Even with an optimistic outlook, the article cautions against overlooking certain headwinds:

  • Intense competition – Amazon’s “Shopify for Enterprise” and other platforms (e.g., BigCommerce, WooCommerce) present head‑to‑head challenges.
  • Macroeconomic uncertainty – A slowdown in consumer discretionary spending could reduce merchants’ willingness to invest in premium features.
  • Regulatory risks – The company’s global expansion exposes it to varying tax regimes and data‑privacy laws, potentially impacting operating costs.
  • Dependence on merchant success – Shopify’s revenue is largely tied to the performance of its merchants; a broad downturn in the retail sector could affect earnings.

Why the Article Calls It “My Top Growth Stock”

The Motley Fool writer frames the recommendation around a few key themes that are common in top‑growth picks:

  • High growth, low margin compression – Shopify’s revenue is still growing, and margins are improving—indicating a scalable business model.
  • Strong free cash flow – The company’s cash generation suggests it can invest in innovation or return capital to shareholders without external financing.
  • Undervalued relative to peers – Shopify trades below many of its direct competitors, implying there is room for price appreciation as the market recognises its upside.
  • Strategic positioning in a rising industry – The shift toward online commerce, amplified by post‑COVID acceleration, gives Shopify a durable competitive advantage.
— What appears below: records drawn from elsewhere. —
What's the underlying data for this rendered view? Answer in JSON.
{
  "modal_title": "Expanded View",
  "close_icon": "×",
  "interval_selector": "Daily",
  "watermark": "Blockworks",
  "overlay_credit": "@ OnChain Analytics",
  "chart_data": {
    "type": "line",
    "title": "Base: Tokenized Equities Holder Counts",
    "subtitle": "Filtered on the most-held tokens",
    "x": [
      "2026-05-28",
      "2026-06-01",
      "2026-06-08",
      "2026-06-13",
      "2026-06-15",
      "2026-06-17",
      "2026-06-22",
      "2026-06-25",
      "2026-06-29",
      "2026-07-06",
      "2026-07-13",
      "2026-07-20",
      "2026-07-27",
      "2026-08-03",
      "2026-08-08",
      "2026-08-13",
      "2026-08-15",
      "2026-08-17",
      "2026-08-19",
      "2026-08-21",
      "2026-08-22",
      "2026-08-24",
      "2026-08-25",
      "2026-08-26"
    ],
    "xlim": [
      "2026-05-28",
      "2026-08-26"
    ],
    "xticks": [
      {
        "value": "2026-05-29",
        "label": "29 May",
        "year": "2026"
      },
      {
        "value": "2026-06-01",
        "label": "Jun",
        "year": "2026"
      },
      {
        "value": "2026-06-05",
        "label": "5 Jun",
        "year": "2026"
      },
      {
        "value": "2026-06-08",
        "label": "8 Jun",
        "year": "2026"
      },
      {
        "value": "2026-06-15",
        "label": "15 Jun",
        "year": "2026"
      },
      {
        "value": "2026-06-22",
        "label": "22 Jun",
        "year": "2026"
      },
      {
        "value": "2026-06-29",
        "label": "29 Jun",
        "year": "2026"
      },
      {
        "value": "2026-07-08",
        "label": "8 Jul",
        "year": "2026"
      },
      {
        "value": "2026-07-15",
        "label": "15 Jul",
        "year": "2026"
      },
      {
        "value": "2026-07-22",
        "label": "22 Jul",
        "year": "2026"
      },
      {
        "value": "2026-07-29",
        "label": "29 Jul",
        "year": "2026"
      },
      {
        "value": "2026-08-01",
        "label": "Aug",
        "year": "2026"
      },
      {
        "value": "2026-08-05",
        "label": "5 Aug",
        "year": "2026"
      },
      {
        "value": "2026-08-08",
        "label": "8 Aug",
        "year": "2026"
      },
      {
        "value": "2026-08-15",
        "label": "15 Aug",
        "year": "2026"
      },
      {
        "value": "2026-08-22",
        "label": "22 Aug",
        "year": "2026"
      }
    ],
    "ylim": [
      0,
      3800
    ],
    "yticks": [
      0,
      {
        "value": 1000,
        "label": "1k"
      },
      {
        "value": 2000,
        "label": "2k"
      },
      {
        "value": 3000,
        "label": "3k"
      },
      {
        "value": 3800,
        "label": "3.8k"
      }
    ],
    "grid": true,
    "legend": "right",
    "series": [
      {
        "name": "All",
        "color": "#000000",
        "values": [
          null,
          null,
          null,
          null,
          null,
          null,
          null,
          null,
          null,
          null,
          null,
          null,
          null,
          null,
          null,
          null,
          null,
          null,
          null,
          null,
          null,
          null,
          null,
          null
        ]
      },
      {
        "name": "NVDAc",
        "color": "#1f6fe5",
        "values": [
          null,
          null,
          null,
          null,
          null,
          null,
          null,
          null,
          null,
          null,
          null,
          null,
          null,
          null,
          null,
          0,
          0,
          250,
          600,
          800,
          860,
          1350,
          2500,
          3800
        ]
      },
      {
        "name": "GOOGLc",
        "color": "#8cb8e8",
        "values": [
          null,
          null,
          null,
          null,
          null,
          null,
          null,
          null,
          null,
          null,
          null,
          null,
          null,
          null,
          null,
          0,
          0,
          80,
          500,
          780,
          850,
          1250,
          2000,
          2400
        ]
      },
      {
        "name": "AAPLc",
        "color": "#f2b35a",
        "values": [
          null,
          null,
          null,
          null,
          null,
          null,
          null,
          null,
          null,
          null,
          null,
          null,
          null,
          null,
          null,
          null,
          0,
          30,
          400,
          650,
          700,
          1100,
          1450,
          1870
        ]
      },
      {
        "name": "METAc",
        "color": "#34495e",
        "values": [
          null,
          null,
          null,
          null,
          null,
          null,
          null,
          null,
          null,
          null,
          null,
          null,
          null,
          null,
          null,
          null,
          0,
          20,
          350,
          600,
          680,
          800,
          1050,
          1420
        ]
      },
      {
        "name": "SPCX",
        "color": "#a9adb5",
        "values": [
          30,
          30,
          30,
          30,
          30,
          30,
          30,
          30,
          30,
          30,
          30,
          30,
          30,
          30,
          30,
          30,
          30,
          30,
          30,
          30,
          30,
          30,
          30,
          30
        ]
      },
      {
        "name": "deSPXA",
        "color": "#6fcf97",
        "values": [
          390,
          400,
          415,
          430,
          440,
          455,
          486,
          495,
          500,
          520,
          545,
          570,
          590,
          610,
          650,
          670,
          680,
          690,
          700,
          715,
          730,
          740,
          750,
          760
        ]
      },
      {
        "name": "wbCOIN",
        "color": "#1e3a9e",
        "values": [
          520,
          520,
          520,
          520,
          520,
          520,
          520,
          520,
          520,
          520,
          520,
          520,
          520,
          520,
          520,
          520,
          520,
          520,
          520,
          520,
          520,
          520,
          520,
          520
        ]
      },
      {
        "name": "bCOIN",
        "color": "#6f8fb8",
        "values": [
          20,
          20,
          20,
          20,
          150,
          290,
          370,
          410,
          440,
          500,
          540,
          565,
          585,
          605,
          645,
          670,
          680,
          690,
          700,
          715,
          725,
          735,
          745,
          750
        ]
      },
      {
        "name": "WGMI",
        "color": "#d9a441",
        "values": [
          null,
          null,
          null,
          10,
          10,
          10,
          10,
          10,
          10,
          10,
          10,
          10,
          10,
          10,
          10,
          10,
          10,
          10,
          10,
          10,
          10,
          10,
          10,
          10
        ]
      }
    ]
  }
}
The article ends with a call to action for growth‑oriented investors: “If you’re looking for a high‑growth platform that’s firmly rooted in an expanding industry—and not riding the hype train of EVs—Shopify is a compelling addition to any portfolio.” It encourages readers to add the stock for the coming year, noting that “the fundamentals and catalysts put Shopify on a trajectory for significant upside.”


Final Thoughts

While the excitement surrounding electric‑vehicle stocks can make other growth opportunities seem secondary, Shopify’s combination of solid financials, rapid revenue growth, and strategic innovation makes it a standout in the current market environment. The Motley Fool article presents a balanced view: while the upside is substantial, investors should be mindful of competitive and macro risks. For those seeking a growth play that is not tied to the volatility of the EV sector, Shopify appears to be a prudent and timely choice.